Binary floating point math works like this. In most programming languages, it is based on the IEEE 754 standard. The crux of the problem is that numbers are represented in this format as a whole number times a power of two; rational numbers (such as 0.1, which is 1/10) whose denominator is not a power of two cannot be exactly represented.

For 0.1 in the standard binary64 format, the representation can be written exactly as

0.1000000000000000055511151231257827021181583404541015625 in decimal, or
0x1.999999999999ap-4 in C99 hexfloat notation.

In contrast, the rational number 0.1, which is 1/10, can be written exactly as

0.1 in decimal, or
0x1.99999999999999...p-4 in an analog of C99 hexfloat notation, where the ... represents an unending sequence of 9's.

The constants 0.2 and 0.3 in your program will also be approximations to their true values. It happens that the closest double to 0.2 is larger than the rational number 0.2 but that the closest double to 0.3 is smaller than the rational number 0.3. The sum of 0.1 and 0.2 winds up being larger than the rational number 0.3 and hence disagreeing with the constant in your code.

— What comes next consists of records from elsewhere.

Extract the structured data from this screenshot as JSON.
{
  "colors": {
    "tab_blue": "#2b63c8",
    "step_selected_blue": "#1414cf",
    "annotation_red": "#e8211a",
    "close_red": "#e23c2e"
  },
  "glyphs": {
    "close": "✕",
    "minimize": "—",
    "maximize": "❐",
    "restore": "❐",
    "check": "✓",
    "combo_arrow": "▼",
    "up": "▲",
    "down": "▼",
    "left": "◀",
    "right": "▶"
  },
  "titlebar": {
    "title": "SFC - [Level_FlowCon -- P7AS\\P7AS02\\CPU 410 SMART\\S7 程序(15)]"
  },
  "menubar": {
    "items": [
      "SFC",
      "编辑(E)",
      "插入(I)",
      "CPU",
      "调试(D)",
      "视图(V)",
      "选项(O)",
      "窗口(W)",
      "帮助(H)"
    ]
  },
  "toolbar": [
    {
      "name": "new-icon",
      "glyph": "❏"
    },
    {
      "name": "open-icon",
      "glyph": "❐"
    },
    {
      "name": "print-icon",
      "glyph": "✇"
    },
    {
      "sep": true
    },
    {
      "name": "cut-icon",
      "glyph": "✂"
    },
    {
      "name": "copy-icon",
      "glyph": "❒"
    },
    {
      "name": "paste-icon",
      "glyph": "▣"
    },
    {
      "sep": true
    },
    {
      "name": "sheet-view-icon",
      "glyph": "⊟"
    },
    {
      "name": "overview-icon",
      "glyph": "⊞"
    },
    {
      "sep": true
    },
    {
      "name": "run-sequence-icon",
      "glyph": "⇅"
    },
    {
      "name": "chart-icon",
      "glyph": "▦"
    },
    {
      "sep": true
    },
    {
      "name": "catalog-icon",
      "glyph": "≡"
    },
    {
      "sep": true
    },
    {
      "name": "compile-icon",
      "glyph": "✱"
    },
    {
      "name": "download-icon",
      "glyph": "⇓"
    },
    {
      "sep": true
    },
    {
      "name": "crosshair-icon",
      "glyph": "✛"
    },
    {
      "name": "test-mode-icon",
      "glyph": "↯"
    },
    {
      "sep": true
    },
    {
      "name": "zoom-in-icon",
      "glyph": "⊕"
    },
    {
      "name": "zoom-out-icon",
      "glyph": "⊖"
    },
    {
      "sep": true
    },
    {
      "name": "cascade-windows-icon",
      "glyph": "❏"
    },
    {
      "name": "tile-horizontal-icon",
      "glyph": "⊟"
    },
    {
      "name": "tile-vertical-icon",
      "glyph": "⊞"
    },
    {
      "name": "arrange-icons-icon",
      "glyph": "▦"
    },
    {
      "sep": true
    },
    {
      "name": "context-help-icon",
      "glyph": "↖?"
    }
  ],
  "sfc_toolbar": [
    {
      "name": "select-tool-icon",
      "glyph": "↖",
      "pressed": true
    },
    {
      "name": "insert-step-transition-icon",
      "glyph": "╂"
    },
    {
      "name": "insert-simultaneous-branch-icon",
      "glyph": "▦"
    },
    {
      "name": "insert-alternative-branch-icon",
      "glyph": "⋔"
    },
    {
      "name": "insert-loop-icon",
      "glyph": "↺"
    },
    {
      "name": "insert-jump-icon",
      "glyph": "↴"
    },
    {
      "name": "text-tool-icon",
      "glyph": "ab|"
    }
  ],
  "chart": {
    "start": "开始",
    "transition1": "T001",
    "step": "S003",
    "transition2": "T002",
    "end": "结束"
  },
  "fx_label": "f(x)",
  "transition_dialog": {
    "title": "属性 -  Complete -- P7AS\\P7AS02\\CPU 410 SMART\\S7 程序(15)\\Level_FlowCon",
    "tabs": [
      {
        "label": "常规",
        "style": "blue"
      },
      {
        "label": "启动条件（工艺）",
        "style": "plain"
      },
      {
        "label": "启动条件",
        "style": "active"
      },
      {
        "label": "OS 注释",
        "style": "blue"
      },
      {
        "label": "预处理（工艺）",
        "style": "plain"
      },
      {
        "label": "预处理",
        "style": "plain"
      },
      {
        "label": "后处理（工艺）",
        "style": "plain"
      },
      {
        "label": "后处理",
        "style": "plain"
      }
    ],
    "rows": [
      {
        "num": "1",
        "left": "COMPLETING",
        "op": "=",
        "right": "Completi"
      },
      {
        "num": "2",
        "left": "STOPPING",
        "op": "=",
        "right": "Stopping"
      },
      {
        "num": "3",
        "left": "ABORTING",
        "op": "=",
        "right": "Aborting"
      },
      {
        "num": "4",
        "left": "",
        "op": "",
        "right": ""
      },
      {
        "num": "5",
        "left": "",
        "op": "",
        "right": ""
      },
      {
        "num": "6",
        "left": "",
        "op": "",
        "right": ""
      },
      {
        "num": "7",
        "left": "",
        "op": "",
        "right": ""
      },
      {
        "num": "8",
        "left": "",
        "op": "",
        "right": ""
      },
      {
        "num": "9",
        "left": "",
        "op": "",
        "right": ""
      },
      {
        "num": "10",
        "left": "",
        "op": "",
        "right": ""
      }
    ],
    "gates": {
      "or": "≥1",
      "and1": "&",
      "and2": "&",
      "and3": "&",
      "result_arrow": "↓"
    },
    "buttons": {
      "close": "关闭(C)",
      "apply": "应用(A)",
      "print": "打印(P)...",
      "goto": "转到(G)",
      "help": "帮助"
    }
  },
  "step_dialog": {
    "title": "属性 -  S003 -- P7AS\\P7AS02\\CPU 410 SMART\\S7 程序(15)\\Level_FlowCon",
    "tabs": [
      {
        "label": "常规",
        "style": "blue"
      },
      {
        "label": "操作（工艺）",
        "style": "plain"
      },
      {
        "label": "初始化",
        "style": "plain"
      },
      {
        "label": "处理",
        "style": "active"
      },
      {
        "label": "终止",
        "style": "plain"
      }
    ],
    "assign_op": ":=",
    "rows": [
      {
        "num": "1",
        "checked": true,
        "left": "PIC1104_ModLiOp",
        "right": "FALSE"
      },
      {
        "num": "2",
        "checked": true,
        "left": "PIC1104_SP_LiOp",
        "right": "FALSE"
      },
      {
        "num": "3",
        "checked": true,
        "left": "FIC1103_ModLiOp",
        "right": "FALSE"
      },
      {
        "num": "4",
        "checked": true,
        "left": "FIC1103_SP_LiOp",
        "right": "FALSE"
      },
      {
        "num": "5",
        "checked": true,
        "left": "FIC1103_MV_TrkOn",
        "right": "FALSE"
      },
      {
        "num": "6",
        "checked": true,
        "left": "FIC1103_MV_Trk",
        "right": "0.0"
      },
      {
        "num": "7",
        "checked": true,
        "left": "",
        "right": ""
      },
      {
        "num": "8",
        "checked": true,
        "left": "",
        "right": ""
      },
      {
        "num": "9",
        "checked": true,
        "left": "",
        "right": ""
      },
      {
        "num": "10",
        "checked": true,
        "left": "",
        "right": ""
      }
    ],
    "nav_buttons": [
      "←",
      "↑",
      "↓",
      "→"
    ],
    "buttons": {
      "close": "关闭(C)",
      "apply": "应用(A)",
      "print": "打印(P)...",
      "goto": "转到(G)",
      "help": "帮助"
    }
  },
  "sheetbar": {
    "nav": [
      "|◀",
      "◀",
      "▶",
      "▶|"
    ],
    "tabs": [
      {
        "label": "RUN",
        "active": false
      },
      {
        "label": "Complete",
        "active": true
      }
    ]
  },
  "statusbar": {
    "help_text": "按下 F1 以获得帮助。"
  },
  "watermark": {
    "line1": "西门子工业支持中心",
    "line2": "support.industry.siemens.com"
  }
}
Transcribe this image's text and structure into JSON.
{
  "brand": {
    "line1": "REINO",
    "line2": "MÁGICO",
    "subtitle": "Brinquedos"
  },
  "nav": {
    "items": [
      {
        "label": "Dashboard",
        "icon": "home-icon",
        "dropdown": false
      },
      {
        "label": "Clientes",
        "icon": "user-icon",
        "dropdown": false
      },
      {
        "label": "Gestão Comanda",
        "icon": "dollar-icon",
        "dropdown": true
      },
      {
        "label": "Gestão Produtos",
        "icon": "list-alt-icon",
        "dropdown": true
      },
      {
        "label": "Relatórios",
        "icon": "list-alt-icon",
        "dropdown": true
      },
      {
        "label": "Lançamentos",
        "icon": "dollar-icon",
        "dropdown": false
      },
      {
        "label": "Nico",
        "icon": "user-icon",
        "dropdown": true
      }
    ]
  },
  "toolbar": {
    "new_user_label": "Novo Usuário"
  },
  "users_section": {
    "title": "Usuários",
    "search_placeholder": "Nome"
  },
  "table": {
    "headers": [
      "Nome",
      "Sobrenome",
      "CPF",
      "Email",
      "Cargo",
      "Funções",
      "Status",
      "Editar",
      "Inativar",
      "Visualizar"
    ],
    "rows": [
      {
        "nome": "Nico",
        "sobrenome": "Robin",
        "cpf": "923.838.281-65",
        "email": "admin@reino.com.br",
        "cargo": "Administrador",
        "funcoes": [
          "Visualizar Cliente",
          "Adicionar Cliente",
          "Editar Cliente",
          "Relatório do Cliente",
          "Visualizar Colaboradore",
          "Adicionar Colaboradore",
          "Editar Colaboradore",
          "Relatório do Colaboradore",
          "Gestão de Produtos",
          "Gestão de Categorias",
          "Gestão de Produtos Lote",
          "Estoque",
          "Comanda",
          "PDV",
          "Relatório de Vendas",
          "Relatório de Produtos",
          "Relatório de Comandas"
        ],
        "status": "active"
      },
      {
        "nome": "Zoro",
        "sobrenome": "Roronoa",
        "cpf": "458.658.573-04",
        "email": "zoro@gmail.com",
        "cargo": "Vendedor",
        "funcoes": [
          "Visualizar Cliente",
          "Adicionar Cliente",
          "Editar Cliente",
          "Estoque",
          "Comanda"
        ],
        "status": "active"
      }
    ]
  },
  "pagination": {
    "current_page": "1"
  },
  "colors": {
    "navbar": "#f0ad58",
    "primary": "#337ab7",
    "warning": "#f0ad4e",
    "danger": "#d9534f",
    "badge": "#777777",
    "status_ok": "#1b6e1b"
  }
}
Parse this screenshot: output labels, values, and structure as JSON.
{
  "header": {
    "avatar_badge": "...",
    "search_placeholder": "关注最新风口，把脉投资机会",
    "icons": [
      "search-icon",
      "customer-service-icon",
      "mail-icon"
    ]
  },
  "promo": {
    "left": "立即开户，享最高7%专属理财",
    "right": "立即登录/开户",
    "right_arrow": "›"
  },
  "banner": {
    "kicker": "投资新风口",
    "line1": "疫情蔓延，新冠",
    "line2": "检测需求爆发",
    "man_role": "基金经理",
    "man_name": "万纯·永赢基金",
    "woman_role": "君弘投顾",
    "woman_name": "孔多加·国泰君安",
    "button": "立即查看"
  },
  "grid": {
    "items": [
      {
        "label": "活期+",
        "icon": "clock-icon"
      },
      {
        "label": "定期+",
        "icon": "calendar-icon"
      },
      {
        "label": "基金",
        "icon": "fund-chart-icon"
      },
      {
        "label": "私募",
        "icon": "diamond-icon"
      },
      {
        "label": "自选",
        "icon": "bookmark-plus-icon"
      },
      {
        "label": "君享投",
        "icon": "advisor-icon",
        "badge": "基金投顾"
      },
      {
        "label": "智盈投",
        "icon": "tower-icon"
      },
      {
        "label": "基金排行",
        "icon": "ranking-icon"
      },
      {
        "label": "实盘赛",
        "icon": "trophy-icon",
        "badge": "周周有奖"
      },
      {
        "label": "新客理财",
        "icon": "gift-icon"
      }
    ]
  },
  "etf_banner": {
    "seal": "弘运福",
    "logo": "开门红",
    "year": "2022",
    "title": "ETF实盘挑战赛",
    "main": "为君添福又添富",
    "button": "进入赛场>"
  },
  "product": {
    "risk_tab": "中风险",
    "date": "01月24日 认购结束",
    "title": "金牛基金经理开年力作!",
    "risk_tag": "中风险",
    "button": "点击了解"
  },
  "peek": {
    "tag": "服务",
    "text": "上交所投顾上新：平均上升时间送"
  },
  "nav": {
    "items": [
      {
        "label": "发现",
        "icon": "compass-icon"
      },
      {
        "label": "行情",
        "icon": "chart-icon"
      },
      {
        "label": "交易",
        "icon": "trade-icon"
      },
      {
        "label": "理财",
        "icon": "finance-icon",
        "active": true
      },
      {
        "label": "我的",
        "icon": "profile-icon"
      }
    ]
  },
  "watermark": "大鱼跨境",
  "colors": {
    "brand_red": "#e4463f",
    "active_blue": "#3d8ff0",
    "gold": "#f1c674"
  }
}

A fairly comprehensive treatment of floating-point arithmetic issues is What Every Computer Scientist Should Know About Floating-Point Arithmetic. For an easier-to-digest explanation, see floating-point-gui.de.

Side Note: All positional (base-N) number systems share this problem with precision

Plain old decimal (base 10) numbers have the same issues, which is why numbers like 1/3 end up as 0.333333333...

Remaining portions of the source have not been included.